PPI | Policy Report | March 26, 2003
Putting Parenting First: Why it's Time for Universal Paid Leave By Robert D. Atkinson
Editor's Note: The full text of this policy report is available in Adobe PDF format, only. (Requires Adobe Acrobat Reader.)
In today's New Economy a growing number of Americans are struggling to balance work and family responsibilities, particularly their responsibilities to care for their newborn children. Research points to the great benefits for infants when a parent can stay home with their newborn. Yet, many families cannot afford to have one parent stay at home, even during the first year of life. While in 1965 only 17 percent of mothers of one-year olds worked full- or part-time, 58 percent did by 2001. So many parents of newborns must work because they cannot afford to give up the second wage earner's income. While the Family and Medical Leave Act (FMLA) made it possible for some parents to take unpaid parental leave, it did not cover all workers and did not provide workers the financial support to do so. In fact, the United States is the only developed country failing to provide widespread, job-guaranteed parental leave with some provision for wage replacement. It is time to build on the FMLA and provide partial wage replacement for new parents to stay home for at least the first six months of a newborn's life. Such a benefit would impose only minimal costs on employers and can be structured so as to not reduce employer incentives to hire workers. Specifically, PPI proposes that Congress should:
- Require states to allow new parents who have been working to collect unemployment insurance benefits for 26 weeks (the standard length of time for receiving UI benefits). To help compensate states and employers, the federal government should contribute 50 percent of the costs of the program. It should also exempt these benefits from federal income taxes.

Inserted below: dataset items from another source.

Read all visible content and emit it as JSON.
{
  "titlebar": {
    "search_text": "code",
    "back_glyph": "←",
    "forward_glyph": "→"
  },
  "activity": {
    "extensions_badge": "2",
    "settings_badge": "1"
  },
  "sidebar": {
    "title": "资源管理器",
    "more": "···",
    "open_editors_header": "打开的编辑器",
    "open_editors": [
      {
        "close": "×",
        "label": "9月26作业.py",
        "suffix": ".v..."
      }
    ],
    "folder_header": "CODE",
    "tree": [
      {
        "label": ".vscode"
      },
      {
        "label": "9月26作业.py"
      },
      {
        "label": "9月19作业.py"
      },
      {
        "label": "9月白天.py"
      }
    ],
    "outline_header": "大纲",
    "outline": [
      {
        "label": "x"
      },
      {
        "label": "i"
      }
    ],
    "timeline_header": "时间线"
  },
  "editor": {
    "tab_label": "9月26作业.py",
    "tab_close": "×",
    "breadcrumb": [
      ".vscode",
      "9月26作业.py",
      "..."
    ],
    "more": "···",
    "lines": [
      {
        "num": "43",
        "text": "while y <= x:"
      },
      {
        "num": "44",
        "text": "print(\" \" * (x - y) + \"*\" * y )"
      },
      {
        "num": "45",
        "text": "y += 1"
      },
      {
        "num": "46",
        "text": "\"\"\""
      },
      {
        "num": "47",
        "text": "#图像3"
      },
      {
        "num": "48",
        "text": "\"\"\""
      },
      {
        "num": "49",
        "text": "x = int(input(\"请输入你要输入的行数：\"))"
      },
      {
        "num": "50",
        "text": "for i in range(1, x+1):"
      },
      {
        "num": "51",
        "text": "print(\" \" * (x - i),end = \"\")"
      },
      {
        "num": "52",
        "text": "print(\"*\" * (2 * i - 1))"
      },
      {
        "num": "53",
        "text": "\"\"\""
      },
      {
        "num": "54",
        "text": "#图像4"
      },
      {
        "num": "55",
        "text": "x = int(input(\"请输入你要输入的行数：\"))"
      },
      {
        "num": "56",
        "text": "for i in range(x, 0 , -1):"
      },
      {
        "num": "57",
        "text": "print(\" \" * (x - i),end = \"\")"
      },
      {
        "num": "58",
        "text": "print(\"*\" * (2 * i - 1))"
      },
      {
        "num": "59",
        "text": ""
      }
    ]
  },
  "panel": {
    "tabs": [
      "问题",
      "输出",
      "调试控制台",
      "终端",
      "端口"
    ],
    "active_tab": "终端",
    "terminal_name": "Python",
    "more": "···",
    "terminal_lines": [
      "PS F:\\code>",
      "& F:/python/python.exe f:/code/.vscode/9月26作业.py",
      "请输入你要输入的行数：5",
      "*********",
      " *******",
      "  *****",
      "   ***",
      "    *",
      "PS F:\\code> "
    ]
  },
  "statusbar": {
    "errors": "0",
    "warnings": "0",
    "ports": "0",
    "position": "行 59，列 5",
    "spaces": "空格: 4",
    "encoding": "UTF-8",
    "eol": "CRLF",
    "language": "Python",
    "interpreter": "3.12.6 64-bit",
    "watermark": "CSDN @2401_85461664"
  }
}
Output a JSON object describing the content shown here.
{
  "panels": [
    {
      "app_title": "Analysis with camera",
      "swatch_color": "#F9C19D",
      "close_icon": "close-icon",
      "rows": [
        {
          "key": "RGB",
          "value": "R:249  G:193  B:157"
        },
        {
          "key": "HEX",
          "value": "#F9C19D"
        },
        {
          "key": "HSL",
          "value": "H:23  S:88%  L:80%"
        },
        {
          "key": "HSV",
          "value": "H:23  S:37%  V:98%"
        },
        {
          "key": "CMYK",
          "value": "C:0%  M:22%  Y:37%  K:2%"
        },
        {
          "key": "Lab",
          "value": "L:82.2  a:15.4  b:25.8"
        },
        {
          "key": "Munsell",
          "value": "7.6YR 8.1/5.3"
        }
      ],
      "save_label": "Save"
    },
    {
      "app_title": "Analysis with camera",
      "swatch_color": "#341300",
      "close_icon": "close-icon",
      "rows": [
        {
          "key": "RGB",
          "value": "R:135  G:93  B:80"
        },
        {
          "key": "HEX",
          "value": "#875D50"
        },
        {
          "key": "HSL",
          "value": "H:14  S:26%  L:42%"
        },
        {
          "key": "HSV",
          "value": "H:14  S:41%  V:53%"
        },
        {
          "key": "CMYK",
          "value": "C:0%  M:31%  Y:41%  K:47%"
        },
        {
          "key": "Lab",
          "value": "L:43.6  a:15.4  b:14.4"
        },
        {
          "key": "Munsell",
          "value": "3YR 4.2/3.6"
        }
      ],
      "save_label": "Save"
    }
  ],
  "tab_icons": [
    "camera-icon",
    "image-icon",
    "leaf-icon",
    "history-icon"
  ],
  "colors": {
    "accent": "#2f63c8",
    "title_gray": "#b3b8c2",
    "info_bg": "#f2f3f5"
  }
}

- Extend the FMLA to cover all establishments with greater than 25 workers, instead of its current coverage of workers in establishments with 50 or more workers.
- Expand the child tax credit to $2,000 for parents with children under the age of one, where one parent is staying home with the child.
- Allow parents who take time off work during the first three years of their child's life to later make up the tax-free retirement contributions they missed.